I was prepared for my editor to tell me I still had a lot of work to do on BRAZEN. I was prepared for some pretty harsh criticism and an extra-long edit letter (from a woman whose edit letters average at about eleven pages--single-spaced).
I wasn't prepared for, "I didn't finish reading."
I wasn't prepared for, "I can't do anything with this."
Equally, when I sent an e-mail a week (and many tears) later, saying, "Should I just throw out the entire thing?" I wasn't prepared for the phone call that began with, "Are you trying to give me a heart attack?" and ended with, "I have faith in you."
It was my editor's faith that sent me back into this novel. And a desire to earn that faith that put me at my desk for almost ten hours a day, seven days a week. There was never a point where this book felt easy. Every moment felt like--in those famous words--I had opened a vein and bled on the page.
The Muses kept me going. E-mails of encouragement and support and simple, "How's it going today?" messages. Phone calls. A writing retreat that made me laugh as much as I wanted to cry.
There is death in this book. Death so painful that I didn't want to face it. I skirted it for the first revision (or two). I wrote it from a distance.

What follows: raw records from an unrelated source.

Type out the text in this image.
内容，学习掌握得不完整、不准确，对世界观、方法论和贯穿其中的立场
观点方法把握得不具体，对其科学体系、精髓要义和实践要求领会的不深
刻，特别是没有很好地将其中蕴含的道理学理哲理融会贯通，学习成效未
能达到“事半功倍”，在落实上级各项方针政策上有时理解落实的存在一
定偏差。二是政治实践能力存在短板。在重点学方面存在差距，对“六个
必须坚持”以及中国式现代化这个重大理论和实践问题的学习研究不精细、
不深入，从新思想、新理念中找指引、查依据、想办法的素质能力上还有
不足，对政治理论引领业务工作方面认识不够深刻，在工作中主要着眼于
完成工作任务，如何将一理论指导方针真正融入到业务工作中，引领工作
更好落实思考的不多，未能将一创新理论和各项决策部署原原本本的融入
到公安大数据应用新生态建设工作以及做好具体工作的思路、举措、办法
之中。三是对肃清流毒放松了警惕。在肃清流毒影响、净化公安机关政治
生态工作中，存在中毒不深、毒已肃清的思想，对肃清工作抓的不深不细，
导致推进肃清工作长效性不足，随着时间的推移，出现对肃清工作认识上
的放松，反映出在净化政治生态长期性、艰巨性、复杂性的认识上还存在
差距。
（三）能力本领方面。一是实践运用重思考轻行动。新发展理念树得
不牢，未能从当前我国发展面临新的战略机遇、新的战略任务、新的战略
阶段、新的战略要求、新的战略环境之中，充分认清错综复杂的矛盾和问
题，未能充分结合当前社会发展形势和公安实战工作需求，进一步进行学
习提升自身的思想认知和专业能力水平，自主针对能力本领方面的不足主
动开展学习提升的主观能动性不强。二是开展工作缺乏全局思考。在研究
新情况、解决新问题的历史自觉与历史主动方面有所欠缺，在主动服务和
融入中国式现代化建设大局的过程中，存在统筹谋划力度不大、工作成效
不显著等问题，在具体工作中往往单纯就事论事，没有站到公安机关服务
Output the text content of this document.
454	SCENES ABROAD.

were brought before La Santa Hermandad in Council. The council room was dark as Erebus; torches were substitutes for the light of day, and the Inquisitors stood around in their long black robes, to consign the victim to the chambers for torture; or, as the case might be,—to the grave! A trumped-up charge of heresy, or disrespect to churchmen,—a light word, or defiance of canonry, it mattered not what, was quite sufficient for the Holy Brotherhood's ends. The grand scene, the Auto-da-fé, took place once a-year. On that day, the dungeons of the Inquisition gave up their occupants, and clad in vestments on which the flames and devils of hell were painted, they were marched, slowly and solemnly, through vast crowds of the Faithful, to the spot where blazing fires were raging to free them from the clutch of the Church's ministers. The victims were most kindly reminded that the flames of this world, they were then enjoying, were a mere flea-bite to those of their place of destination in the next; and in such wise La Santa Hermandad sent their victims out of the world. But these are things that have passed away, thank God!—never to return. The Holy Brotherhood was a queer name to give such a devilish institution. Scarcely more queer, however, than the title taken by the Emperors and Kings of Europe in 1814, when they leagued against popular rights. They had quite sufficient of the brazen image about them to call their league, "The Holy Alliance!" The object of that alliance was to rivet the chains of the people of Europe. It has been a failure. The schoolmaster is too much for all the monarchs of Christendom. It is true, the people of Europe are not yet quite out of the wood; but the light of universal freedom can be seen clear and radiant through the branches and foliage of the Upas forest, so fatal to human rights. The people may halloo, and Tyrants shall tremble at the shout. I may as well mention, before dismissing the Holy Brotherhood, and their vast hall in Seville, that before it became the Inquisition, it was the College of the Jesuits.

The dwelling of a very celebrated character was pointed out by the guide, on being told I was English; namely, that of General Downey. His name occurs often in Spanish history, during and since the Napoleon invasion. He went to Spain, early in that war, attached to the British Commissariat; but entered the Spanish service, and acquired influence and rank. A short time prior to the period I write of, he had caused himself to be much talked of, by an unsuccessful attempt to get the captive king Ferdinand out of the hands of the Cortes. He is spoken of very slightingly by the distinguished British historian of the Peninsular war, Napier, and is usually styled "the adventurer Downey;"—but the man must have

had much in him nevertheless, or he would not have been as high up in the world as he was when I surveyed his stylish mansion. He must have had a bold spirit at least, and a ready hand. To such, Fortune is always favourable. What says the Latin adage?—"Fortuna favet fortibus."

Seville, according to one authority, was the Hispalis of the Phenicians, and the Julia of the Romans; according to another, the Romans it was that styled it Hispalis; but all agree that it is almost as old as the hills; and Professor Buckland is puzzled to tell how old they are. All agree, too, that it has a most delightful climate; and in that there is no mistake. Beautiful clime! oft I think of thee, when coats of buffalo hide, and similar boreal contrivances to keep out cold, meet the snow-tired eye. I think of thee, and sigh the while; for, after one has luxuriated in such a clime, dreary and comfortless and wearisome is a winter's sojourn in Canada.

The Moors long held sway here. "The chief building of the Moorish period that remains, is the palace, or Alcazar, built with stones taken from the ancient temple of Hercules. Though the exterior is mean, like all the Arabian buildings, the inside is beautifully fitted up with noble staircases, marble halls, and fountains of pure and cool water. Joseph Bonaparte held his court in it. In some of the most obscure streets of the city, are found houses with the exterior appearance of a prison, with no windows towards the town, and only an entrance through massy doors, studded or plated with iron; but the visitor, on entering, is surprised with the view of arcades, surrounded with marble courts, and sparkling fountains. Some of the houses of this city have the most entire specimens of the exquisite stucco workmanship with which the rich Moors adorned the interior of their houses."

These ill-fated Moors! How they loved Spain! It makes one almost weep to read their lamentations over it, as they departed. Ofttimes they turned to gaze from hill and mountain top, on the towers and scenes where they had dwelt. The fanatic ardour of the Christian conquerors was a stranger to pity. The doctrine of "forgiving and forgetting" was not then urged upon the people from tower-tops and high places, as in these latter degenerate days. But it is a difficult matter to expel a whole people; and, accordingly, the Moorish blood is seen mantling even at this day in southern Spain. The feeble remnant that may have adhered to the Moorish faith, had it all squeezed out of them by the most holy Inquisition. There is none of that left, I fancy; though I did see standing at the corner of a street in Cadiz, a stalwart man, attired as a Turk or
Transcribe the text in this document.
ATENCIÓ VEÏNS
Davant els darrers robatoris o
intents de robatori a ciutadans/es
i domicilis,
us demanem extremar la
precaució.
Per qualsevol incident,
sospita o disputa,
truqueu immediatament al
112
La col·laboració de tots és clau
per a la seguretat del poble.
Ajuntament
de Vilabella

But in the process of writing the rest of this book, I fell back in love with words. It's something I shared with my dad--a scientist who loved poetry and shared his books and his opinions with me generously and passionately. By revision number three, I started devoting my energy and my blood to the words, to the meanings and emotions and weight of them. And finally, within the fiction and amongst the words, I put some of the pieces of myself that had broken--shattered--and stuck them together in a different configuration.
I've never been the kind of person to talk or write about my personal losses--those tragedies and traumas and fears that define me as much as the joys and loves and friendships. So perhaps this was a breakthrough (though it felt more like a breakdown). When my editor told me this was her favorite of my three books--and my best work to date--I nodded and smiled and thanked her. I was still too close to it all, the wounds still too raw.
Now--almost a year after finishing that final draft--I can see it more clearly. I can still open it, and pinpoint to the day when I wrote it and how I was feeling and where the inspiration came from for this word and that phrase and that moment of tension. My perspective is that of a person trying to see the beauty of a lawn from the minds' eye of an ant. But I can see glimpses of it. It is a good book (and yes, probably my best so far). If you know me at all, you know I don't say that lightly.
I am proud. I am grateful for the journey of this book. And I am ever indebted to my editor's faith and to the support of the Muses.